Secrecy in prepare-and-measure CHSH tests with a qubit bound
Erik Woodhead, Stefano Pironio

TL;DR
This paper proves that a key security bound in device-independent quantum key distribution, based on Bell inequality violations, also applies to prepare-and-measure protocols under a qubit assumption, bridging a gap between these approaches.
Contribution
It establishes that a known min entropy lower bound in DI QKD also holds for prepare-and-measure protocols with a qubit source, under minimal assumptions.
Findings
The min entropy bound applies in prepare-and-measure settings with a qubit source.
The result relies only on the source being limited to a two-dimensional Hilbert space.

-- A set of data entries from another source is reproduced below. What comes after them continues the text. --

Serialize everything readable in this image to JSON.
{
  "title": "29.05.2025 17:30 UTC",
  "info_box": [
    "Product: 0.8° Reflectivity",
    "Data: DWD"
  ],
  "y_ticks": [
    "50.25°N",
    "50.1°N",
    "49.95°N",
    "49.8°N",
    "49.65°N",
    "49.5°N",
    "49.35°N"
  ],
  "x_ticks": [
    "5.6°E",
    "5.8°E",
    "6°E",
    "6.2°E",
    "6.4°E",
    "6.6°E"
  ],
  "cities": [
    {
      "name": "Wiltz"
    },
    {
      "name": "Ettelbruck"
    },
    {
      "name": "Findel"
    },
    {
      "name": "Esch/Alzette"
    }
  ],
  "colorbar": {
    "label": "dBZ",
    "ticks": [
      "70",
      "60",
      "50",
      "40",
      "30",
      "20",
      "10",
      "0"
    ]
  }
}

This extends security proofs from entanglement-based to prepare-and-measure protocols.
Abstract
The security of device-independent (DI) quantum key distribution (QKD) protocols relies on the violation of Bell inequalities. As such, their security can be established based on minimal assumptions about the devices, but their implementation necessarily requires the distribution of entangled states. In a setting with fully trusted devices, any entanglement-based protocol is essentially equivalent to a corresponding prepare-and-measure protocol. This correspondence, however, is not generally valid in the DI setting unless one makes extra assumptions about the devices. Here we prove that a known tight lower bound on the min entropy in terms of the CHSH Bell correlator, which has featured in a number of entanglement-based DI QKD security proofs, also holds in a prepare-and-measure setting, subject only to the assumption that the source is limited to a two-dimensional Hilbert space.